🧾 Vision Pipeline V1 – PRD

Authoritative specification for the end-to-end image-to-collection pipeline (Shoot → Share → Review). Optimised for AI agents and new contributors to ramp up quickly.

1 · Why This Exists

Collectors want a one-tap way to add cards to their digital collection. The pipeline turns a raw phone photo into structured user_cards rows with minimal user effort and latency.

2 · User Flow (Happy Path)

  1. Upload – user clicks the Process Scan button in the web app, selects an image, and submits the form (POST /api/scans).
  2. Auto-crunch – the Python worker picks up the queued job, runs detection & matching.
  3. Ping – Supabase Realtime notifies the front-end; badge appears within ≈10 s.
  4. Review Modal – user confirms or edits predictions. “Accept All” handles 95 % of cases.
  5. Binder Drop-zone – optional bulk attach to a binder (if any exist).
  6. Toast / Dopamine – “✓ 12 cards added · 1 min saved”. Analytics event fires.

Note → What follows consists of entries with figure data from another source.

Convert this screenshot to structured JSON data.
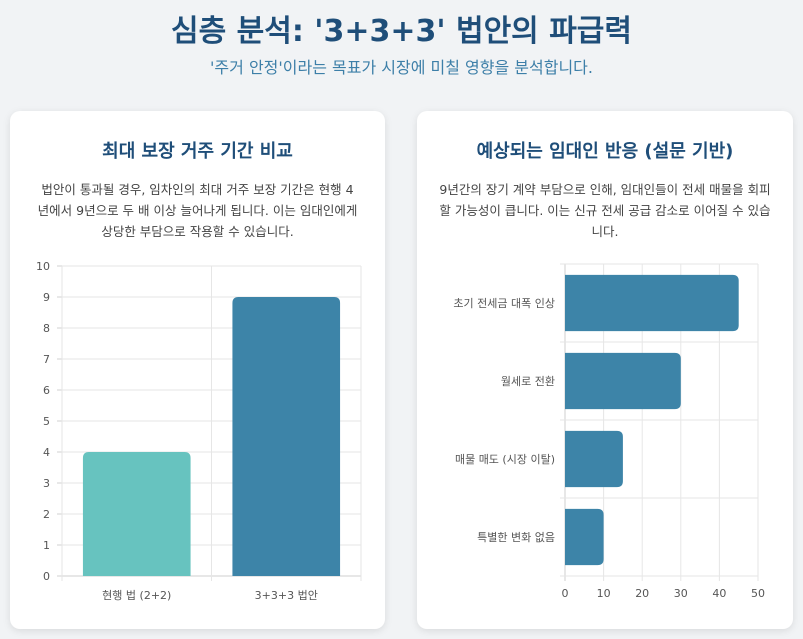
{
  "header": {
    "title": "심층 분석: '3+3+3' 법안의 파급력",
    "subtitle": "'주거 안정'이라는 목표가 시장에 미칠 영향을 분석합니다."
  },
  "cards": [
    {
      "title": "최대 보장 거주 기간 비교",
      "description": "법안이 통과될 경우, 임차인의 최대 거주 보장 기간은 현행 4년에서 9년으로 두 배 이상 늘어나게 됩니다. 이는 임대인에게 상당한 부담으로 작용할 수 있습니다."
    },
    {
      "title": "예상되는 임대인 반응 (설문 기반)",
      "description": "9년간의 장기 계약 부담으로 인해, 임대인들이 전세 매물을 회피할 가능성이 큽니다. 이는 신규 전세 공급 감소로 이어질 수 있습니다."
    }
  ],
  "chart_data": [
    {
      "type": "bar",
      "orientation": "vertical",
      "categories": [
        "현행 법 (2+2)",
        "3+3+3 법안"
      ],
      "values": [
        4,
        9
      ],
      "colors": [
        "#67c3bf",
        "#3d84a8"
      ],
      "ylim": [
        0,
        10
      ],
      "yticks": [
        0,
        1,
        2,
        3,
        4,
        5,
        6,
        7,
        8,
        9,
        10
      ],
      "grid": true,
      "legend": "none"
    },
    {
      "type": "bar",
      "orientation": "horizontal",
      "categories": [
        "초기 전세금 대폭 인상",
        "월세로 전환",
        "매물 매도 (시장 이탈)",
        "특별한 변화 없음"
      ],
      "values": [
        45,
        30,
        15,
        10
      ],
      "colors": [
        "#3d84a8",
        "#3d84a8",
        "#3d84a8",
        "#3d84a8"
      ],
      "xlim": [
        0,
        50
      ],
      "xticks": [
        0,
        10,
        20,
        30,
        40,
        50
      ],
      "grid": true,
      "legend": "none"
    }
  ]
}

3 · Technical Stack & Responsibilities

  • Supabase Storage – raw images (bucket: scans), card crops, summary images.
  • job_queue table + dequeue_and_start_job() RPC – single-row locking for workers.
  • Python Worker (worker/worker.py) – detection, enrichment, persistence with CLIP-based identification.
  • Computer Vision – YOLOv8 (ultralytics) weights pokemon_cards_trained.pt.
  • OCR / LLM Assist – PaddleOCR or Tesseract (future); placeholder mock_enrich_card().
  • External Card Data – PokémonTCG.io API for ground-truth metadata & prices (link).
  • Supabase Realtime – listeners on scans status transitions.
  • Next.js Front-end – Review UI modal, optimistic CRUD (Factorio Pattern).

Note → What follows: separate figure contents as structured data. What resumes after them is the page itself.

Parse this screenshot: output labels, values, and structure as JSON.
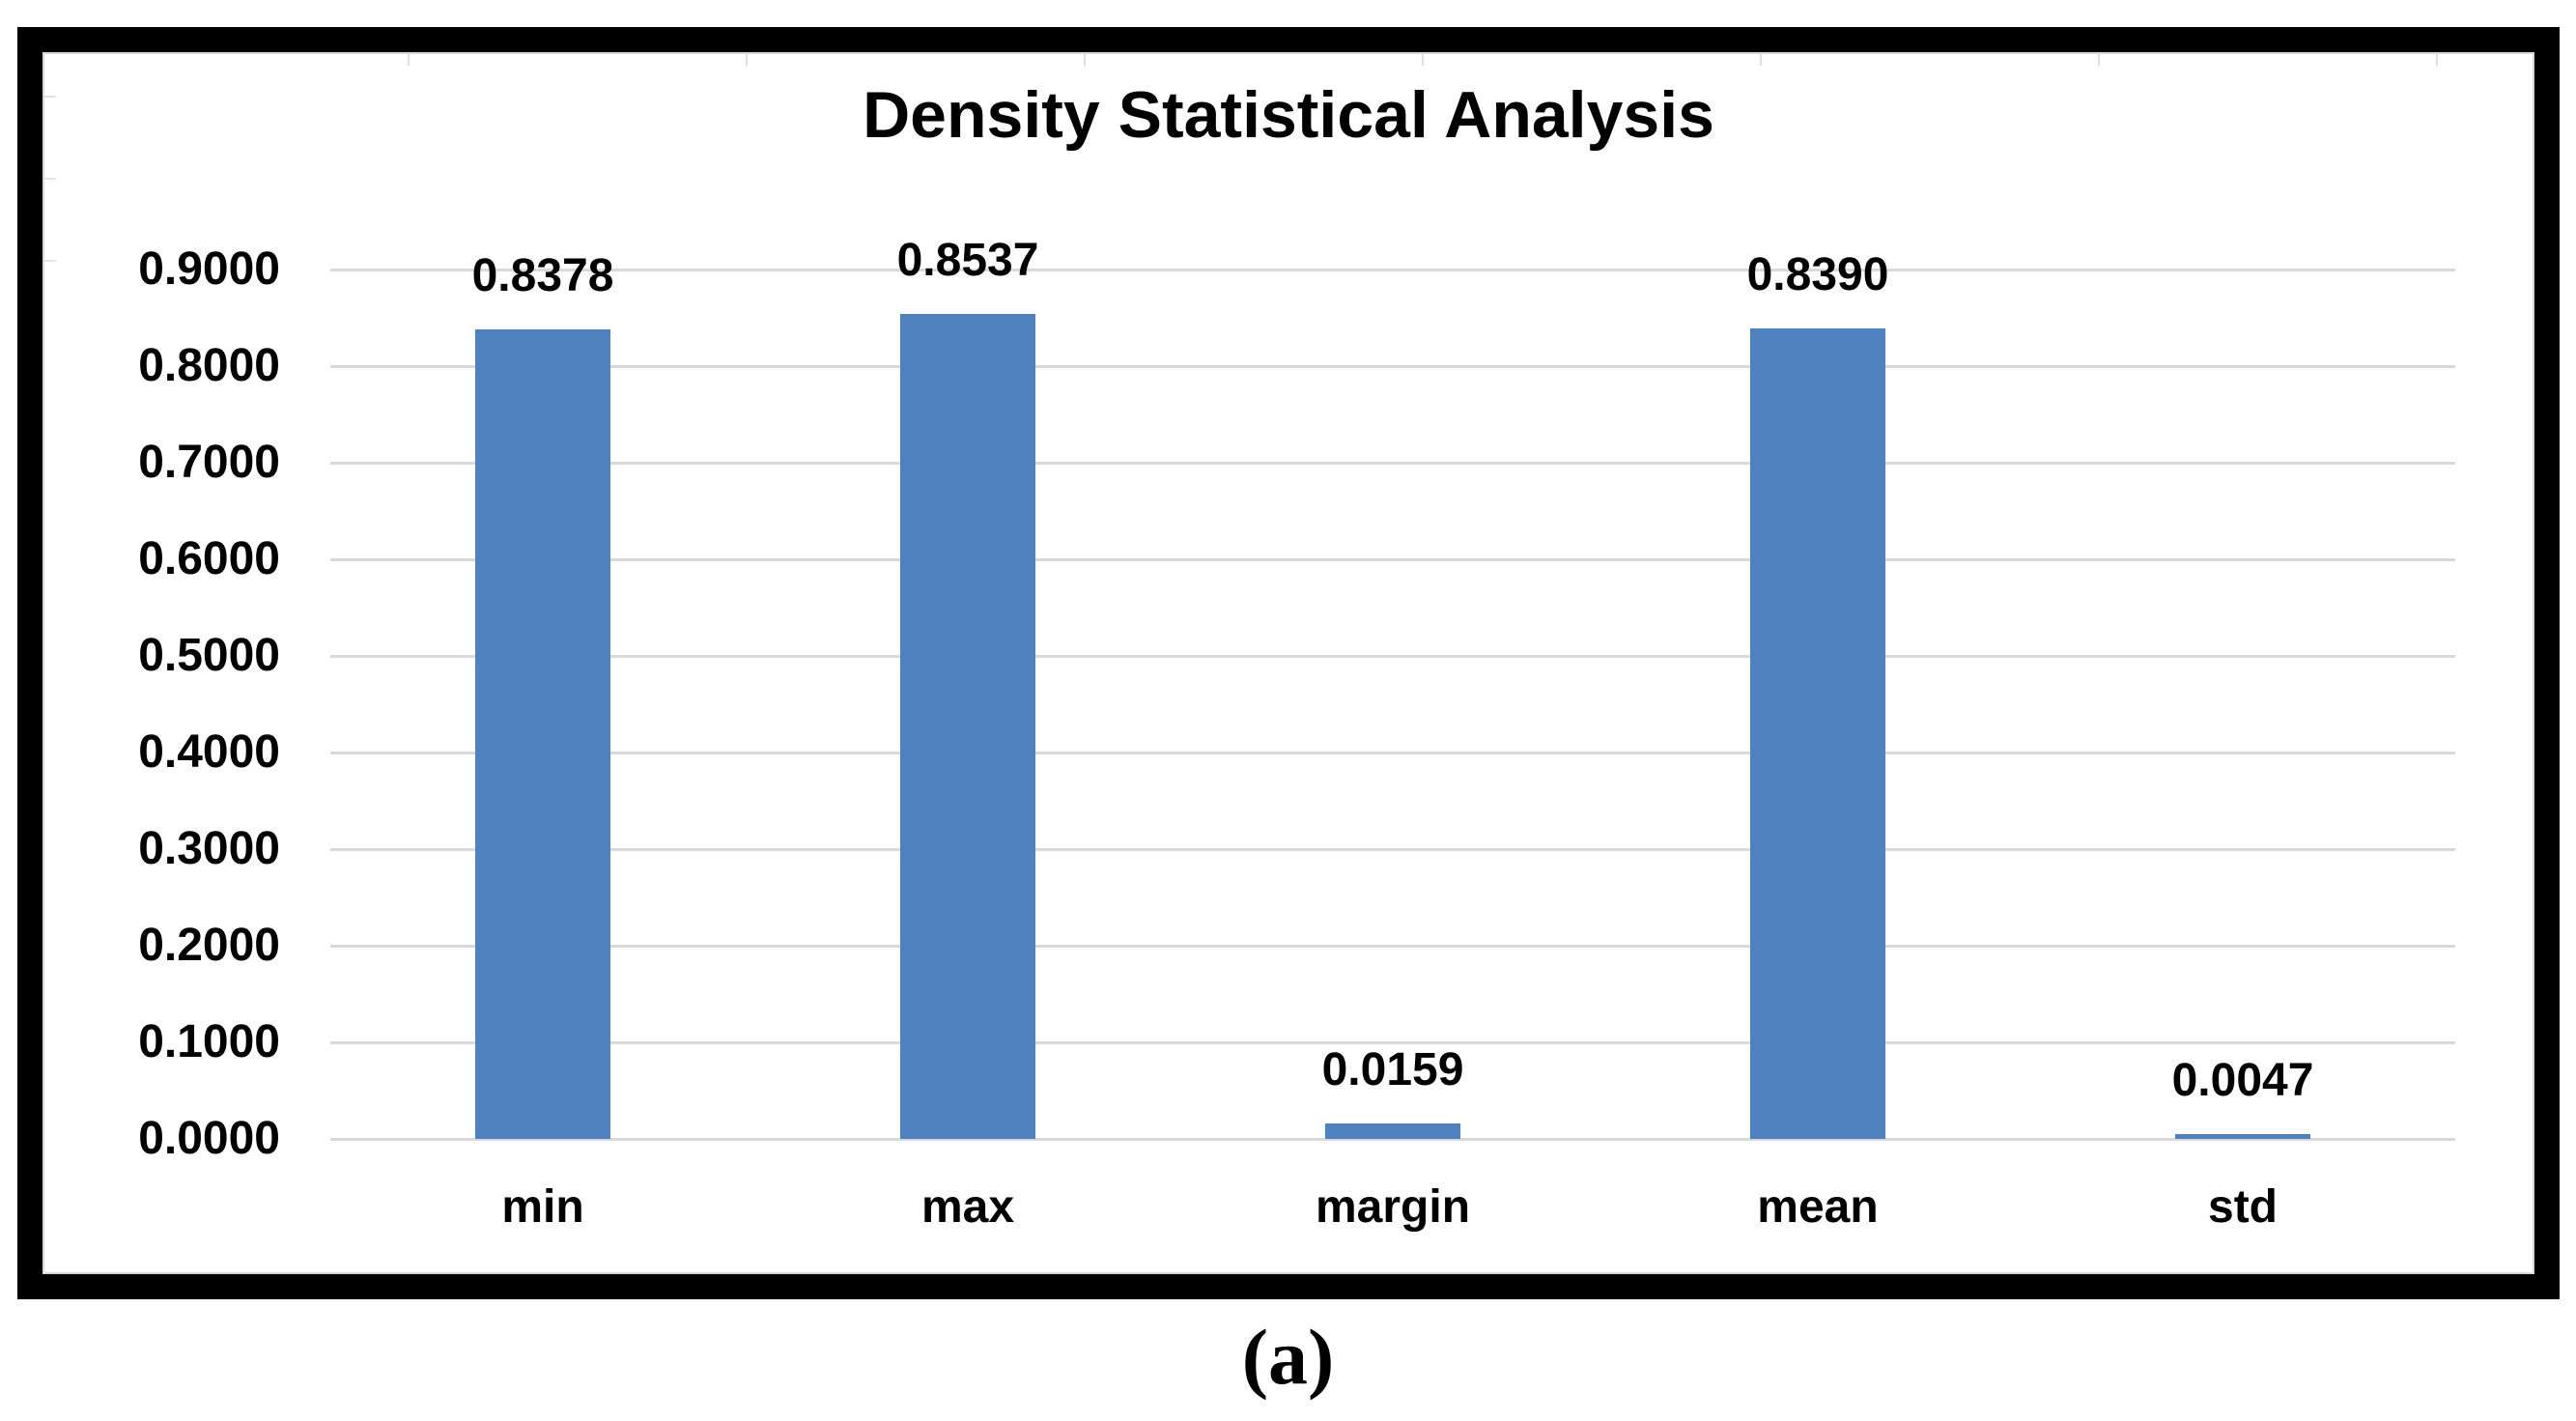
{
  "figure": {
    "caption": "(a)"
  },
  "chart_data": {
    "type": "bar",
    "title": "Density Statistical Analysis",
    "categories": [
      "min",
      "max",
      "margin",
      "mean",
      "std"
    ],
    "values": [
      0.8378,
      0.8537,
      0.0159,
      0.839,
      0.0047
    ],
    "value_labels": [
      "0.8378",
      "0.8537",
      "0.0159",
      "0.8390",
      "0.0047"
    ],
    "y_ticks": [
      "0.9000",
      "0.8000",
      "0.7000",
      "0.6000",
      "0.5000",
      "0.4000",
      "0.3000",
      "0.2000",
      "0.1000",
      "0.0000"
    ],
    "ylim": [
      0,
      0.9
    ],
    "xlabel": "",
    "ylabel": "",
    "grid": true,
    "legend": "none",
    "bar_color": "#4E81BD",
    "gridline_color": "#D9D9D9",
    "title_color": "#000000",
    "frame_color": "#000000"
  }
}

4 · Data Model Touchpoints

  • scan_uploads – raw request; statuses: pending | processing | failed | completed.
  • job_queue (schema-owned) – async command runner (enum: pending | processing | completed | failed).
  • scans – user-visible processing entity (progress 0-100 %, summary image).
  • card_detections – one per bounding box (bbox, crop_url, guess_card_id, confidence).
  • cards – canonical catalogue; seed via PokémonTCG.io; upsert on miss.
  • user_cards – ownership; upsert on (user_id, card_id).
  • pipeline_review_items – low-confidence items surfaced in Review UI.

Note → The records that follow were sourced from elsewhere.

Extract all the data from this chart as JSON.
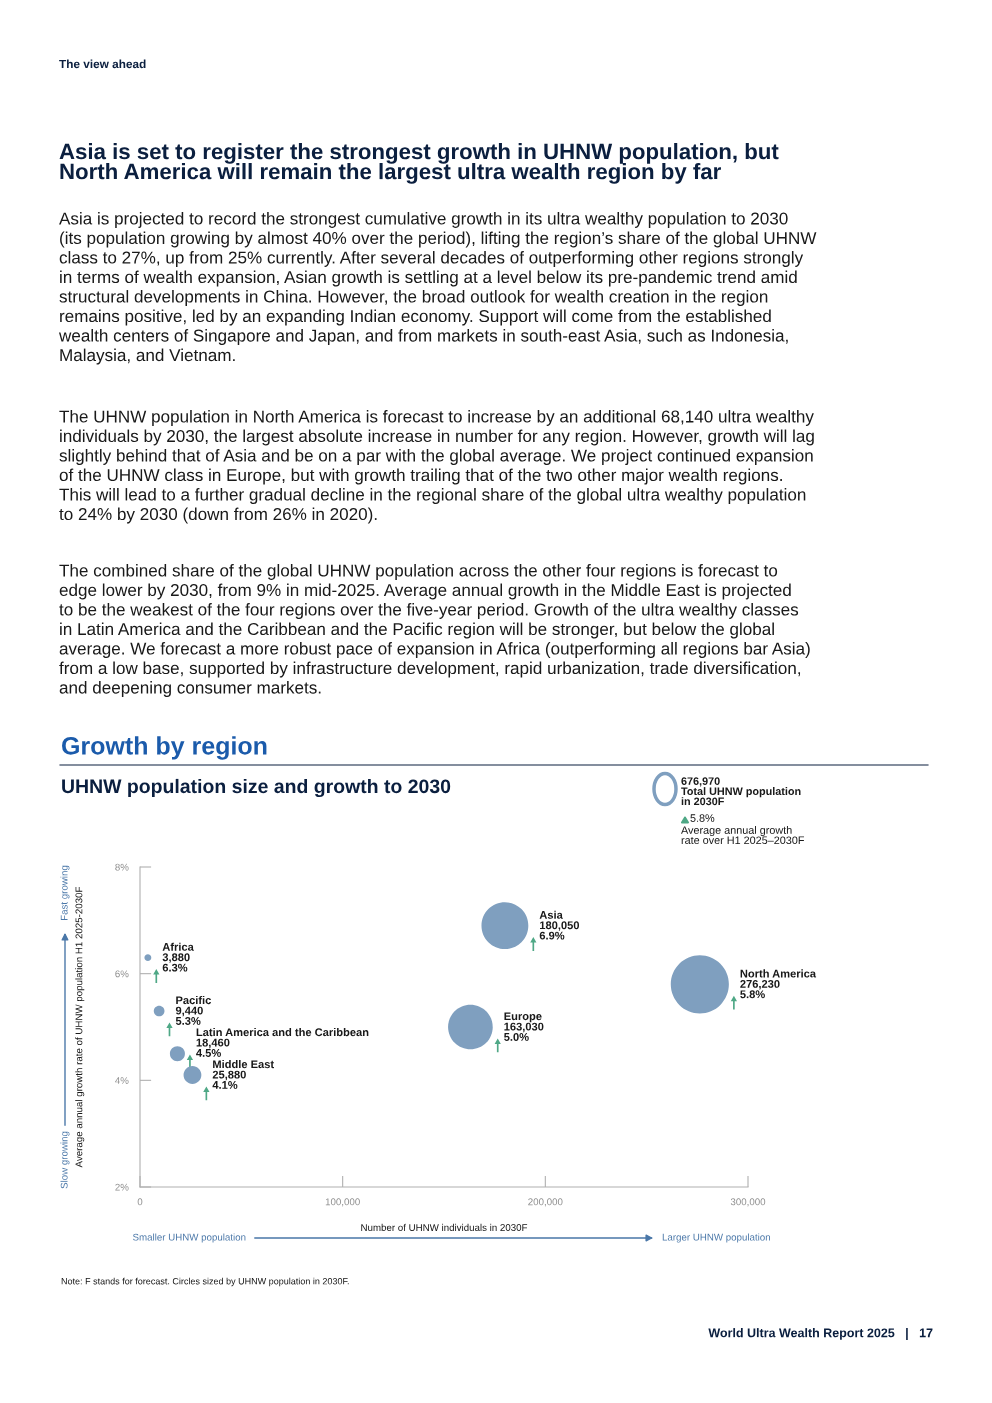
{
  "chart_data": {
    "type": "bubble",
    "title": "UHNW population size and growth to 2030",
    "xlabel": "Number of UHNW individuals in 2030F",
    "ylabel": "Average annual growth rate of UHNW population H1 2025-2030F",
    "x": [
      3880,
      9440,
      18460,
      25880,
      163030,
      180050,
      276230
    ],
    "values": [
      6.3,
      5.3,
      4.5,
      4.1,
      5.0,
      6.9,
      5.8
    ],
    "sizes": [
      0.014,
      0.034,
      0.067,
      0.094,
      0.59,
      0.65,
      1
    ],
    "color": "#7f9fbf",
    "xlim": [
      0,
      300000
    ],
    "xticks": [
      0,
      {
        "value": 100000,
        "label": "100,000"
      },
      {
        "value": 200000,
        "label": "200,000"
      },
      {
        "value": 300000,
        "label": "300,000"
      }
    ],
    "ylim": [
      2,
      8
    ],
    "yticks": [
      {
        "value": 2,
        "label": "2%"
      },
      {
        "value": 4,
        "label": "4%"
      },
      {
        "value": 6,
        "label": "6%"
      },
      {
        "value": 8,
        "label": "8%"
      }
    ],
    "annotations": [
      "The view ahead",
      "Asia is set to register the strongest growth in UHNW population, but\nNorth America will remain the largest ultra wealth region by far",
      "Asia is projected to record the strongest cumulative growth in its ultra wealthy population to 2030\n(its population growing by almost 40% over the period), lifting the region’s share of the global UHNW\nclass to 27%, up from 25% currently. After several decades of outperforming other regions strongly\nin terms of wealth expansion, Asian growth is settling at a level below its pre-pandemic trend amid\nstructural developments in China. However, the broad outlook for wealth creation in the region\nremains positive, led by an expanding Indian economy. Support will come from the established\nwealth centers of Singapore and Japan, and from markets in south-east Asia, such as Indonesia,\nMalaysia, and Vietnam.",
      "The UHNW population in North America is forecast to increase by an additional 68,140 ultra wealthy\nindividuals by 2030, the largest absolute increase in number for any region. However, growth will lag\nslightly behind that of Asia and be on a par with the global average. We project continued expansion\nof the UHNW class in Europe, but with growth trailing that of the two other major wealth regions.\nThis will lead to a further gradual decline in the regional share of the global ultra wealthy population\nto 24% by 2030 (down from 26% in 2020).",
      "The combined share of the global UHNW population across the other four regions is forecast to\nedge lower by 2030, from 9% in mid-2025. Average annual growth in the Middle East is projected\nto be the weakest of the four regions over the five-year period. Growth of the ultra wealthy classes\nin Latin America and the Caribbean and the Pacific region will be stronger, but below the global\naverage. We forecast a more robust pace of expansion in Africa (outperforming all regions bar Asia)\nfrom a low base, supported by infrastructure development, rapid urbanization, trade diversification,\nand deepening consumer markets.",
      "Growth by region",
      "676,970\nTotal UHNW population\nin 2030F",
      "5.8%",
      "Average annual growth\nrate over H1 2025–2030F",
      "Fast growing",
      "Slow growing",
      "Smaller UHNW population",
      "Larger UHNW population",
      "Note: F stands for forecast. Circles sized by UHNW population in 2030F.",
      "World Ultra Wealth Report 2025   |   17"
    ],
    "value_labels": [
      "Africa\n3,880\n6.3%",
      "Pacific\n9,440\n5.3%",
      "Latin America and the Caribbean\n18,460\n4.5%",
      "Middle East\n25,880\n4.1%",
      "Europe\n163,030\n5.0%",
      "Asia\n180,050\n6.9%",
      "North America\n276,230\n5.8%"
    ]
  }
}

5 · Pipeline Algorithm (Worker)

1. dequeue job → mark 'processing'
2. create row in scans (progress 10 %)
3. download original image
4. run YOLOv8 detection → top N boxes (confidence ≥ 0.25)
5. save crops + summary image to Storage (progress 50 %)
6. for each crop:
   a. enrich via PokémonTCG.io (TODO replace mock)
   b. upsert into cards → obtain card_id
   c. insert card_detections row
   d. upsert into user_cards
7. mark scans.status = 'ready' (progress 100 %)
8. update job + scan_uploads statuses → trigger Realtime event
9. write verbose JSON log to worker/output

6 · Known Gaps (as of V1)

  • RPC Mismatchdequeue_and_start_job must return scan_upload_id + JSON payload.storage_path.
  • Worker Null-Safety – guard when job.payload is null.
  • Model Accuracy – retraining needed; current F1 ≈ 0.78.
  • OCR / LLM – placeholder mock_enrich_card(); replace with real API.
  • Review UI – Accept All + Binder Picker not implemented.

7 · Incremental Roadmap

  1. Fix RPC + payload, patch worker → restore green path.
  2. Add PokémonTCG.io fetch + caching.
  3. Retrain YOLO with ~2× dataset; push pokemon_cards_trained_v2.pt.
  4. Wire Review Modal + Accept All.
  5. Binder drop-zone bulk attach.
  6. Add metrics & DLQ for failed jobs.
  7. Long-term: move heavy CPU to serverless GPU (Modal / RunPod).